How do you heal the ills of American health care? You might start with its circulatory system: health records.
In February 2009, more than a year before health care reform kicked off with the passage of the Affordable Care Act, Congress included the Health Information Technology for Economic and Clinical Health, or HITECH, Act in an economic stimulus package, setting in motion a nationwide migration to electronic health records.
The act diagnosed the illness: American health care could no longer afford the inefficiencies and opacity of paper record-keeping. And, it prescribed a cure: Wean doctors and hospitals from handwritten charts and prescriptions by 2015.
The electronic records initiative fits seamlessly with a central cost-saving tenet of health care reform: to shift U.S. health care from an expensive, pay-per-service system based on quantity to one that emphasizes quality. The goal now is to have medical payments reward good care — in a way that’s difficult to do with paper records.
“You really can’t have accountable care without electronic records,” says Judy Hanover, a research director for IDC Health Insights, a health care research and marketing firm based in Framingham, Mass. “It provides the data and information foundation you need to implement accountable care.”
‘This is going to rock!’
Why should you care about how your doctor keeps records? Because, thanks to the technological push, you’ll soon have online access to your complete medical records for the first time.
The government says not only can electronic health records reduce unnecessary tests and procedures, help your doctor coordinate your care with other providers and avert medical mistakes due to incomplete or incorrect information, but they also may save your life by enabling you to carry all of your own health records on your cellphone or mobile device. Medicare and Veterans Affairs beneficiaries already can access their claims records through the federal “Blue Button” online service.
“This is going to rock!” says Dr. Farzad Mostashari, the national coordinator for health information technology and the captain of the federal electronic records initiative. “This is going to change things in a pretty fundamental way.”
Getting America’s health care providers to go digital has been no easy task. Mostashari notes that there are hundreds of medical software vendors of all sizes and more than 1,000 software systems in use, and few of them communicate with one another. Some physicians continue to view electronic note-taking as time-wasting rather than time-saving.
To ease the pain of transition, Congress allocated $27 billion for financial incentives, including Medicare and Medicaid bonuses to be doled out to hospitals and physicians able to demonstrate “meaningful use” of digital records and meet program milestones.
Health care’s new DNA
Many doctors and hospitals adapted easily to the project’s first phase, which has involved capturing and sharing data and prescribing medications electronically. Beginning as early as 2014, providers who hope to reap their full financial incentive bonus from the feds will have to interact with one another electronically in measurably meaningful ways and provide patients with secure online access to their health records. Physicians and hospitals that don’t show progress will see their federal reimbursement rates cut beginning in 2015, until they join their peers in the 21st century.
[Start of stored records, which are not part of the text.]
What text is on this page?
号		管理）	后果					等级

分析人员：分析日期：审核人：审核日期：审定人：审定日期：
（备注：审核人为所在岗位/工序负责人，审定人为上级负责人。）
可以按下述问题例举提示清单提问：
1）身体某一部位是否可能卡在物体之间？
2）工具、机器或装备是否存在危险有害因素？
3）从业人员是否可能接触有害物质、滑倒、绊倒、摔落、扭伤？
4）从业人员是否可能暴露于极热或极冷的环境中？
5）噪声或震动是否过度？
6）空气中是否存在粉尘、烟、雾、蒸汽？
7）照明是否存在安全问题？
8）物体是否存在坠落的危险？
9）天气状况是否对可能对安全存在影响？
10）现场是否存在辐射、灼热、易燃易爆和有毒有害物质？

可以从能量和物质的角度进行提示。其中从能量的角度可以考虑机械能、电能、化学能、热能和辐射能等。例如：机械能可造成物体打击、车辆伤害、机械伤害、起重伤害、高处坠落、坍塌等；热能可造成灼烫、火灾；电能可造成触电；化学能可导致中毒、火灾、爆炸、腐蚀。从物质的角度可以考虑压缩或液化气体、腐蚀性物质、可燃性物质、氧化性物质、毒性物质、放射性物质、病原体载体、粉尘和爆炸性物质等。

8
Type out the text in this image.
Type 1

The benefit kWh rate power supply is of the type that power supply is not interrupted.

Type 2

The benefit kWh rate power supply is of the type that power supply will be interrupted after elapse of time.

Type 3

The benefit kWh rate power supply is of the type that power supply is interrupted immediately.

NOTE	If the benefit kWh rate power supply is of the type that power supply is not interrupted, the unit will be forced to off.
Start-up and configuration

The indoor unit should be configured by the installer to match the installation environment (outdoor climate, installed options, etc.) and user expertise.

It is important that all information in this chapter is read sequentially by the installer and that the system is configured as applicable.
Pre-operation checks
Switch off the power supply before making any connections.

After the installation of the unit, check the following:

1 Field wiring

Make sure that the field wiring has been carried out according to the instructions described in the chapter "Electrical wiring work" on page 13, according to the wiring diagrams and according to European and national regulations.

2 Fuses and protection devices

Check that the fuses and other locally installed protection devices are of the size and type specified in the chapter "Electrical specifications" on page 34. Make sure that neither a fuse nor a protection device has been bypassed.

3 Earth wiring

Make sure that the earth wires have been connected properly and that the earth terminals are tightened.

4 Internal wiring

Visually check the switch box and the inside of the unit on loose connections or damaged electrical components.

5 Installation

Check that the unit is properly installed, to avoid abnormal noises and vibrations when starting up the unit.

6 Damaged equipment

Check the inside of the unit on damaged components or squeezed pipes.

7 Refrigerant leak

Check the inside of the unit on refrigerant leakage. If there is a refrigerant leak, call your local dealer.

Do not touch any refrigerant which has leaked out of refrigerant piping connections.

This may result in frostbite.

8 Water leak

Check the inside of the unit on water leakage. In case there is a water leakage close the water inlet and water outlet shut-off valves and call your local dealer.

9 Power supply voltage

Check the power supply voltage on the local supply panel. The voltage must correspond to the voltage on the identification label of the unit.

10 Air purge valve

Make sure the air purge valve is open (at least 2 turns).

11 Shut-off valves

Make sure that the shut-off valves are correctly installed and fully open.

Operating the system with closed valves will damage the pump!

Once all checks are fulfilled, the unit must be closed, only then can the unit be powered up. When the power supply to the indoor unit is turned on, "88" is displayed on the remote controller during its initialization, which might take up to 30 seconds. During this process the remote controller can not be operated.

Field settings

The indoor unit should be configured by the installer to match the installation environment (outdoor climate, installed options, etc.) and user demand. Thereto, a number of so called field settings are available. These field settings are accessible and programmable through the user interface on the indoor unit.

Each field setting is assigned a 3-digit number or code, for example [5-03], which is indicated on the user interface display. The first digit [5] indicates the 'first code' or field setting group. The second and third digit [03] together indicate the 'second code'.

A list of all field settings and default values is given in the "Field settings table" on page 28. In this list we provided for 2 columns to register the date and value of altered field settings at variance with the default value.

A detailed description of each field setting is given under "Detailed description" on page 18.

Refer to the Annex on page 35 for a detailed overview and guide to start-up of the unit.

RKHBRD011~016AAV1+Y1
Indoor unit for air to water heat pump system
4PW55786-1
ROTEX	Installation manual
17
Providers also face the challenge of making their electronic health records systems work well with those of health insurance companies. Robert Zirkelbach, a spokesman for America’s Health Insurance Plans, an industry trade group, says insurers are frustrated with what they perceive as physician foot-dragging.
“It’s vital to build both sides of this bridge,” he says. “Health plans face significant penalties under the Affordable Care Act if they don’t allow for providers to be able to send information electronically, but there isn’t the same requirement on providers. If providers are still using clipboards to fill out information and faxing bills to health plans, we’re not going to get there.”
Mostashari insists such growing pains are part of weaving what he calls the three strands of the new health care DNA. Strand one: Pay for value, not volume. Strand two: Use digital tools to deliver better care. Strand three: Involve patients in their own care.
More engagement from patients
It’s the third strand that most excites Mostashari.
“It’s been said that the patient is the most underutilized resource in health care. If we want to get better health and lower costs, guess what? There’s someone who really wants to help us: the patient, their caregivers, their parents, their siblings,” he says. “We’re going to be open to the possibility that we may learn something by letting the patient help.”
Hanover, of IDC Health Insights, says that despite the sometimes erratic progress on the technological front, health care reform and electronic health records will succeed in tandem, if for no other reason than they must.
“It’s the only way health care can be sustainable,” she says. “We know that our current level of health care spending — about $2.7 trillion a year, or 18 percent of gross domestic product — is just not sustainable, and it’s predicted to grow as the aging of the population continues.”
Hanover calls electronic health records “the one idea that has come forward that really has the potential to both make people healthier and help reduce costs in the long run.”